Im September 2009 hatte der Bundeswehr-Oberst Georg Klein in Afghanistan angeordnet, dass US-Kampfjets zwei von Taliban entführte Tanklastwagen bombardieren sollten. Bei dem Angriff kamen auch Dutzende Zivilisten ums Leben. Laut der Klage befahl Klein den Angriff, obwohl die Piloten selbst davor gewarnt hatten, weil zu viele Zivilisten am Zielort waren. „Dieser Luftangriff erwies sich dann als schlimmstes Blutbad einer Zivilbevölkerung seit 1945, das auf einen deutschen Befehl zurückgeht“, kommentierten Popal und Derleder ihre Klage. Oberst Klein habe damit grob fahrlässig gegen das humanitäre Völkerrecht verstoßen, und Deutschland müsse jetzt dafür haften.

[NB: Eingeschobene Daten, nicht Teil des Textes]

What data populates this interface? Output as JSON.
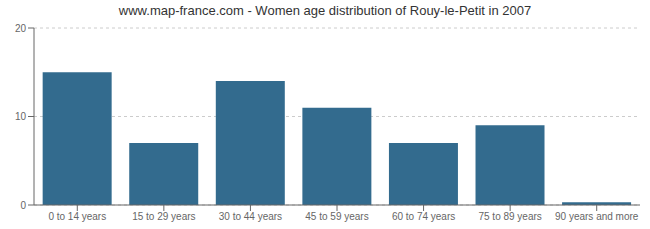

Popal vertritt nach eigenen Angaben insgesamt 79 Familien von 113 Getöteten. In der jetzt eingereichten ersten Klage fordert ein 38-jähriger Bauer, der zwei Söhne verloren hat, 40000 Euro Schmerzensgeld. Eine 35-Jährige, deren Mann getötet worden sei, soll 50000 Euro bekommen, damit sie ihre sechs Kinder weiter ernähren kann.

Popal hatte zunächst versucht, Schadenersatz auf dem Verhandlungsweg durchzusetzen. Doch der damalige Verteidigungsminister Karl-Theodor zu Guttenberg brach die Gespräche im Frühjahr 2010 ab. Ein halbes Jahr später zahlte das Ministerium dann freiwillig jeweils 5000 US-Dollar (damals rund 3600 Euro) an die Familien von 91 Opfern. Laut Popal erhielt die von ihm vertretene Witwe kein Geld, wohl aber der Bauer. Doch sei dieser Betrag viel zu niedrig.

Bereits im April 2010 hatte der Generalbundesanwalt ein Strafverfahren gegen Oberst Klein eingestellt: Er habe subjektiv nicht mit der Anwesenheit von Zivilisten rechnen müssen. Dabei sei seine Sichtweise beim Angriffsbefehl zugrunde zu legen, „nicht ein erst nachträglich erkennbarer tatsächlicher Verlauf“. Beschwerden gegen die Einstellung blieben bisher erfolglos; in Karlsruhe ist laut Popal aber noch eine Verfassungsbeschwerde anhängig.